Debat cawapres antara KH. Ma’ruf Amin dan Sandiaga Salahuddin Uno telah berlangsung pada Minggu kemarin (17/3). Sosok KH. Ma’ruf Amin yang adalah seorang ulama dan dipersepsikan sebagai tokoh konservatif muslim ternyata tidak memunculkan narasi Islam dalam debat. Lalu, apakah politik dengan narasi Islam masih akan dominan dalam sisa-sisa waktu menuju 17 April 2019? Apalagi, di sisi lain terdapat peristiwa penangkapan Ketua Umum PPP Muhammad Romahurmuziy oleh KPK. Apakah label Islam baik secara figur personal ataupun partai masih memberikan pengaruh terhadap arah suara politik?
Untuk membahas persoalan ini lebih lanjut, Forum Populi Edisi Pemilu 2019 pada Kamis (21/3) mengangkat tema “Arah Politik Islam”. Dalam diskusi kali ini hadir pembicara Wahyudi Akmaliah (Peneliti Masyarakat dan Budaya LIPI) dan Ade Ghozaly (Peneliti Populi Center).
Wahyudi Akmaliah mengatakan praktik intoleransi dan demokrasi pada era Jokowi mengalami penurunan, bila dibanding dengan era sebelumnya. Kondisi ini dikarenakan kepemimpinan Jokowi yang fokus pada pembangunan infrastruktur sehingga anggaran bantuan sosial dipotong. Akibatnya, agenda organisasi masyarakat (ormas) tidak terlaksana karena tidak mempunyai pemasukan dan membuat ormas marah.
Pada perkembangannya, kelas menengah naik menjadi konservatif ketika Basuki Tjahaja Purnama (Ahok) mencalonkan diri menjadi Gubernur DKI Jakarta. Hingga sekarang ini, gelombang Islam dari kelompok menengah masih terjadi. “Partai Islam pun tidak bisa merangkul ini. Maka dari itu, penting menarasikan simbol-simbol Islam untuk elektoral kita sekarang,” ujar Wahyudi.
Mengenai debat cawapres kemarin, menurut Wahyudi, KH. Ma’ruf Amin bisa memberikan narasi yang moderat dan tidak masuk dalam narasi Islam. Di samping itu, cawapres nomor urut 01 tersebut juga mempunyai retorika yang baik. Latar belakang dirinya yang adalah seorang ulama menjadi sosok yang bisa menahan isu-isu agama ataupun hoax (berita bohong). Pertanyaanya, sampai sejauh mana KH. Ma’ruf Amin dapat menaikkan elektabilitas suara.

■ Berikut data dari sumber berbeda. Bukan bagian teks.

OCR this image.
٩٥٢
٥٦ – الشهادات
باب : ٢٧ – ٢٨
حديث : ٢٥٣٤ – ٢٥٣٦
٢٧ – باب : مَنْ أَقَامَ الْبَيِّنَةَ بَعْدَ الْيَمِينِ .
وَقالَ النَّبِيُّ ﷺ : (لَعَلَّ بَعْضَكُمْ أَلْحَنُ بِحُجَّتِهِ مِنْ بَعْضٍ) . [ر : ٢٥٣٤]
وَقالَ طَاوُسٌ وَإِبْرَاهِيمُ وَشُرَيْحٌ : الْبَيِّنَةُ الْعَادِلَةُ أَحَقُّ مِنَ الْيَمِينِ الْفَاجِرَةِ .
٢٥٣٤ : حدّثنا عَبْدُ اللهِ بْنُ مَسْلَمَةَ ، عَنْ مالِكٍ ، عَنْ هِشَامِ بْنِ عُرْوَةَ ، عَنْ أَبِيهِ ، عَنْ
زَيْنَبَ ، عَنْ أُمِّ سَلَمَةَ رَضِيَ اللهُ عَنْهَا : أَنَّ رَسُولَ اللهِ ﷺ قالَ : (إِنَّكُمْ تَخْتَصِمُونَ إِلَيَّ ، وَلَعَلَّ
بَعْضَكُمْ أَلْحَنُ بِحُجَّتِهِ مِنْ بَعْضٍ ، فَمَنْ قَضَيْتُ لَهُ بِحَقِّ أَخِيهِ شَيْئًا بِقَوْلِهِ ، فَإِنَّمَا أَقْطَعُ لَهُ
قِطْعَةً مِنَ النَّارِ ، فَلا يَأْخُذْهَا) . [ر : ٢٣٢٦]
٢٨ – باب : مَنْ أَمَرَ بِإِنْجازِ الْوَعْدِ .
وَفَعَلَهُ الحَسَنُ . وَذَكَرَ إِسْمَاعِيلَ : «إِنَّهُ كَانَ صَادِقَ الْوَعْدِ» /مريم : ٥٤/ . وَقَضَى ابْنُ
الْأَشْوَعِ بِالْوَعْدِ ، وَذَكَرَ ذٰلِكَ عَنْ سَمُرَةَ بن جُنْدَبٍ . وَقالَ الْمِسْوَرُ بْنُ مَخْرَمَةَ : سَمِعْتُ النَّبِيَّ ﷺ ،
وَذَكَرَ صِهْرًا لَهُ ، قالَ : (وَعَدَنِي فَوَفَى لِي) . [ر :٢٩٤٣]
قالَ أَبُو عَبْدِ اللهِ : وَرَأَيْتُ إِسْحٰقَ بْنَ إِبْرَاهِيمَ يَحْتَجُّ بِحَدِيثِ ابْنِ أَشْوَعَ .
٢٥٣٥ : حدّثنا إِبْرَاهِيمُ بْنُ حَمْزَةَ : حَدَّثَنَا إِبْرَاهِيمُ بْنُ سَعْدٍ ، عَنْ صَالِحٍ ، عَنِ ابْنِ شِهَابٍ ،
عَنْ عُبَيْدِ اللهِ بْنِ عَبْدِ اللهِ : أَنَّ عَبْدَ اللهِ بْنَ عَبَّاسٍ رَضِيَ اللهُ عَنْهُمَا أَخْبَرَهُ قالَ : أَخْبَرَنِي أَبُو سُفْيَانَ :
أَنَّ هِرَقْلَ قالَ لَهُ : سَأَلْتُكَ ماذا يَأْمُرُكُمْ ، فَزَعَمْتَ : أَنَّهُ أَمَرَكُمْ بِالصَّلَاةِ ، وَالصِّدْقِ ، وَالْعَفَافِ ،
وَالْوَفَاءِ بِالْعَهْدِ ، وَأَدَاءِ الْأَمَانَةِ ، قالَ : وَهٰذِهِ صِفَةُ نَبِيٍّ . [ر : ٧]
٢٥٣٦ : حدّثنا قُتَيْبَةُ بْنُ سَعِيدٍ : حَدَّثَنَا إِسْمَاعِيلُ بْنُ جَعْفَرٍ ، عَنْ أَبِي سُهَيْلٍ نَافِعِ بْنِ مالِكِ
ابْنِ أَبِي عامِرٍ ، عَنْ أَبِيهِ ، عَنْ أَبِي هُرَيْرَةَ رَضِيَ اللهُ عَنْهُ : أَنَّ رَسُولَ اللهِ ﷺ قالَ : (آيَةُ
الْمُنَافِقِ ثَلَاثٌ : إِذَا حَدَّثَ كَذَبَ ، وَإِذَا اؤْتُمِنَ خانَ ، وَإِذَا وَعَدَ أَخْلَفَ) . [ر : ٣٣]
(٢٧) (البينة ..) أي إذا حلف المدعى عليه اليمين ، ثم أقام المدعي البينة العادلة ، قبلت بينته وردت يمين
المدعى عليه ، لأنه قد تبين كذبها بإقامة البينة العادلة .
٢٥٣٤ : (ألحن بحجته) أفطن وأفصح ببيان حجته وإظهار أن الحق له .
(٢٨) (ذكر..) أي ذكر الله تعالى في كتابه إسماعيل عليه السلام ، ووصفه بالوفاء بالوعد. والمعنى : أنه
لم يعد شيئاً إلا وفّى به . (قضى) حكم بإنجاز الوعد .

Di sisi lain, Ade Ghozaly menjelaskan politik Islam ke depan tidak bisa mengesampingkan nasionalisme. Tidak ada satupun partai politik saat ini di Indonesia yang secara jelas menamakan dirinya Islam tanpa embel-embel nasionalisme. Partai memiliki dua sisi, di satu sisi memperjuangkan memperjuangkan aspirasi Islam, sedangkan di sini lain juga mendorong sisi ke-Indonesia-an.
Ke depan, menurut Ade Ghozaly, simbol-simbol keagamaan perlu dihindari di ruang publik. Hal yang perlu diperlihatkan adalah substansi dari ajaran-ajaran keagamaan. “Termasuk bagaimana konsep-konsep lalu ide-ide untuk mensejahterahkan umat,” terangnya.